Troy looked at Groud. “Nice of you to tell me. You didn't happen to look around for any evidence of, like, a crime, or anything?”

“Sorry. Guess we need to work on our communications skills,” Groud said. “But you didn't even go look.”

Troy frowned. “I didn't. I sent Bubba. He looked.”

“Oh. So why are you all over my butt about it?”

“You used confidential evidence from a criminal case for your own advantage, without my permission and without notifying me. Don't do that, Les.”

“Oh. I see what you mean. I was just curious. So I went and looked.”

“I have to know I can trust you, Les. Enough said. Let's move on.”

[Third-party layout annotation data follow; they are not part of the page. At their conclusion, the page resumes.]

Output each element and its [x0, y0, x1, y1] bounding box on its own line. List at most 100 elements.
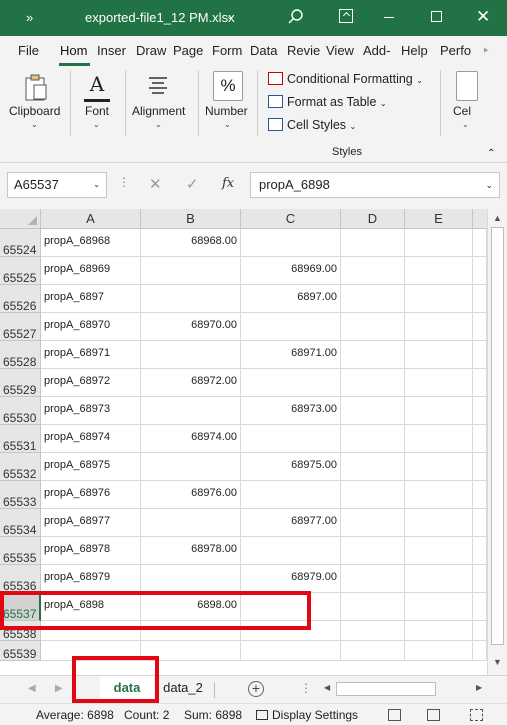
cell-empty[interactable] — [473, 229, 487, 257]
cell-empty[interactable] — [405, 641, 473, 661]
add-sheet-button[interactable]: + — [248, 681, 264, 697]
tab-page-layout[interactable]: Page — [173, 43, 203, 58]
scroll-up-icon[interactable]: ▲ — [493, 213, 502, 223]
cell-empty[interactable] — [473, 509, 487, 537]
tab-home[interactable]: Hom — [60, 43, 87, 58]
page-break-view-icon[interactable] — [470, 709, 483, 721]
cell-a[interactable]: propA_68970 — [41, 313, 141, 341]
row-header[interactable]: 65533 — [0, 481, 41, 509]
cell-empty[interactable] — [473, 313, 487, 341]
cell-empty[interactable] — [341, 565, 405, 593]
display-settings-button[interactable]: Display Settings — [256, 708, 358, 722]
ribbon-display-options-icon[interactable] — [339, 9, 353, 23]
cell-empty[interactable] — [405, 425, 473, 453]
cell-empty[interactable] — [473, 369, 487, 397]
format-as-table-button[interactable]: Format as Table ⌄ — [268, 95, 387, 109]
row-header[interactable]: 65530 — [0, 397, 41, 425]
search-icon[interactable] — [287, 8, 305, 26]
tab-file[interactable]: File — [18, 43, 39, 58]
name-box-dropdown-icon[interactable]: ⌄ — [93, 180, 100, 189]
maximize-icon[interactable] — [431, 11, 442, 22]
cell-empty[interactable] — [341, 509, 405, 537]
cell-a[interactable]: propA_68974 — [41, 425, 141, 453]
cell-empty[interactable] — [473, 425, 487, 453]
cell-empty[interactable] — [473, 621, 487, 641]
cell-a[interactable]: propA_68973 — [41, 397, 141, 425]
cell-empty[interactable] — [473, 537, 487, 565]
cell-empty[interactable] — [473, 257, 487, 285]
cell-a[interactable]: propA_68976 — [41, 481, 141, 509]
cell-c[interactable] — [241, 369, 341, 397]
cell-empty[interactable] — [405, 481, 473, 509]
vertical-scrollbar[interactable]: ▲ ▼ — [487, 209, 507, 675]
cell-empty[interactable] — [405, 369, 473, 397]
close-icon[interactable]: ✕ — [476, 7, 490, 27]
cell-a[interactable]: propA_68979 — [41, 565, 141, 593]
cell-empty[interactable] — [473, 593, 487, 621]
row-header[interactable]: 65529 — [0, 369, 41, 397]
insert-function-icon[interactable]: fx — [222, 176, 234, 191]
cell-c[interactable]: 68977.00 — [241, 509, 341, 537]
cell-c[interactable] — [241, 425, 341, 453]
cell-a[interactable]: propA_68978 — [41, 537, 141, 565]
title-dropdown-icon[interactable]: ⌄ — [226, 11, 234, 22]
cell-c[interactable] — [241, 229, 341, 257]
cell-empty[interactable] — [341, 425, 405, 453]
row-header[interactable]: 65528 — [0, 341, 41, 369]
select-all-button[interactable] — [0, 209, 41, 229]
quick-access-expand-icon[interactable]: » — [26, 10, 33, 25]
cell-empty[interactable] — [341, 481, 405, 509]
cell-a[interactable]: propA_68968 — [41, 229, 141, 257]
cell-a[interactable]: propA_68971 — [41, 341, 141, 369]
cell-empty[interactable] — [405, 537, 473, 565]
cell-empty[interactable] — [405, 509, 473, 537]
cell-c[interactable]: 6897.00 — [241, 285, 341, 313]
tab-view[interactable]: View — [326, 43, 354, 58]
page-layout-view-icon[interactable] — [427, 709, 440, 721]
cell-a[interactable]: propA_68972 — [41, 369, 141, 397]
scroll-down-icon[interactable]: ▼ — [493, 657, 502, 667]
horizontal-scrollbar[interactable]: ◀ ▶ — [322, 682, 487, 696]
row-header[interactable]: 65534 — [0, 509, 41, 537]
row-header[interactable]: 65527 — [0, 313, 41, 341]
cell-empty[interactable] — [473, 341, 487, 369]
cell-b[interactable] — [141, 509, 241, 537]
cell-empty[interactable] — [405, 565, 473, 593]
cell-empty[interactable] — [341, 341, 405, 369]
cell-a[interactable]: propA_68969 — [41, 257, 141, 285]
cell-b[interactable] — [141, 285, 241, 313]
document-title[interactable]: exported-file1_12 PM.xlsx — [85, 10, 235, 25]
column-header-d[interactable]: D — [341, 209, 405, 229]
cell-empty[interactable] — [405, 621, 473, 641]
tab-performance[interactable]: Perfo — [440, 43, 471, 58]
cell-empty[interactable] — [341, 397, 405, 425]
vertical-scroll-thumb[interactable] — [491, 227, 504, 645]
row-header[interactable]: 65536 — [0, 565, 41, 593]
cell-empty[interactable] — [473, 453, 487, 481]
cell-b[interactable] — [141, 257, 241, 285]
cell-c[interactable]: 68975.00 — [241, 453, 341, 481]
sheet-bar-grip-icon[interactable]: ⋮ — [300, 681, 312, 695]
cell-empty[interactable] — [405, 313, 473, 341]
cell-empty[interactable] — [341, 313, 405, 341]
cell-empty[interactable] — [341, 453, 405, 481]
name-box[interactable]: A65537 ⌄ — [7, 172, 107, 198]
cell-a[interactable]: propA_68977 — [41, 509, 141, 537]
cell-empty[interactable] — [473, 641, 487, 661]
cell-b[interactable]: 68972.00 — [141, 369, 241, 397]
cell-empty[interactable] — [341, 229, 405, 257]
scroll-left-icon[interactable]: ◀ — [324, 683, 330, 692]
sheet-tab-data-2[interactable]: data_2 — [156, 676, 210, 702]
cell-c[interactable] — [241, 641, 341, 661]
cell-empty[interactable] — [405, 341, 473, 369]
cell-empty[interactable] — [341, 641, 405, 661]
tab-insert[interactable]: Inser — [97, 43, 126, 58]
formula-input[interactable]: propA_6898 ⌄ — [250, 172, 500, 198]
prev-sheet-icon[interactable]: ◀ — [28, 683, 36, 694]
cell-a[interactable]: propA_68975 — [41, 453, 141, 481]
row-header[interactable]: 65539 — [0, 641, 41, 661]
cell-c[interactable]: 68971.00 — [241, 341, 341, 369]
cell-b[interactable]: 68978.00 — [141, 537, 241, 565]
tab-draw[interactable]: Draw — [136, 43, 166, 58]
cell-empty[interactable] — [473, 285, 487, 313]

“Okay,” Groud said. “That one track, alone, went far north into an area no one ever visits and then back into a spot almost impossible to reach. Get a jury of fishing guides and they would laugh you out of the courtroom if you claimed it was just coincidence.”

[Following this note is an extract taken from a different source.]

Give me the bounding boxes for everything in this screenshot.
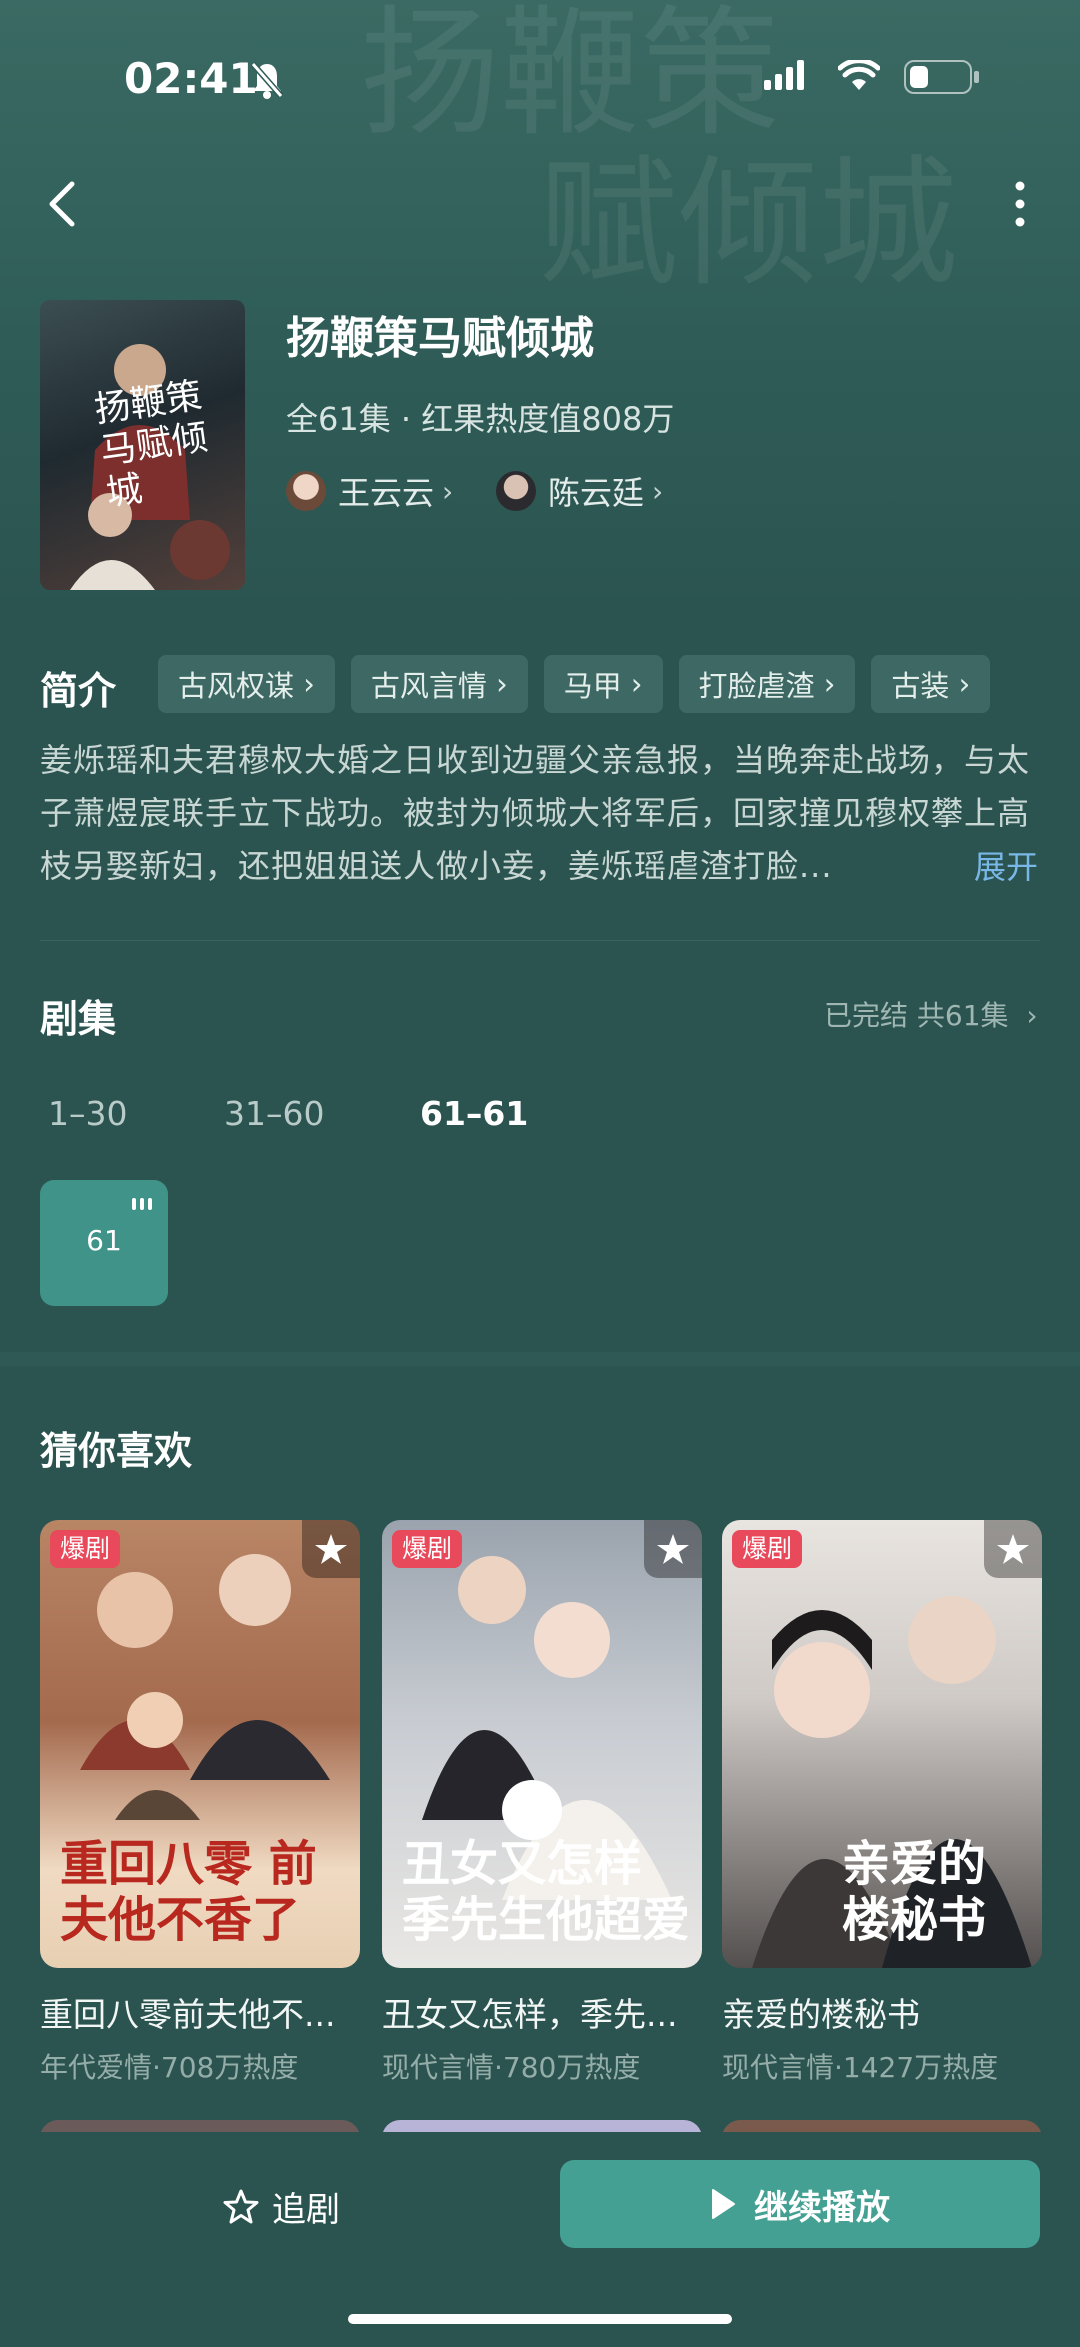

“Well, there won't be a jury of fishing guides,” Lawton said. “There will be the usual jury of morons with no jobs to go to and so oblivious that they never read the newspaper or watch the news on television.”

“It's good that you have managed to retain that youthful idealism in your job,” Troy said.

“Right. But the bullet matches the gun and the gun was apparently used only by Mark Stider. The blood from the boat is strong evidence too.”

“I'm waiting for a call from the M.E.'s office,” Troy said. “About the DNA result off the blood on the gun itself. If it's a match to Barbara, one more bit of evidence.”

Lawton looked from Groud to Troy. “One thing makes no sense. Why the hell did he keep the gun? They got rid of a car that probably had the victim's blood in it and a boat that did have her blood in it.”

“You can't swear in…” Groud started to say. Troy held up a hand to stop him.

“It's a twenty-five-hundred-dollar pistol,” Troy said. “Top of the line. But it's more. It's part of Mark's psyche. Cord MacIntosh called it an ‘iron penis' and he was exactly correct. Mark Stider would no more have tossed that gun into some marsh than he would cut off his dick. He thought he had hidden it pretty well, in a storage unit in Naples. Does ‘dick' count as a swear word?”

“I think it counts as a synonym,” Lawton said.

Groud smiled. “Let the record show the town counsel says ‘dick' is not a swear word.”

“At the gun range in Tampa where I used to shoot, I saw it all the time,” Troy said. “People would rent the biggest gun they could get. They shoot it off on the range and always,
always
, laugh and say something like ‘wow'! Then they take pictures of one another shooting it. The sales clerks and range safety officers just laugh at those people. They know that something like a .50-caliber pistol is extremely hard to use properly. In fact, Bubba Johns makes fun of me for keeping my old-fashioned .45-caliber that I practice with once a week.”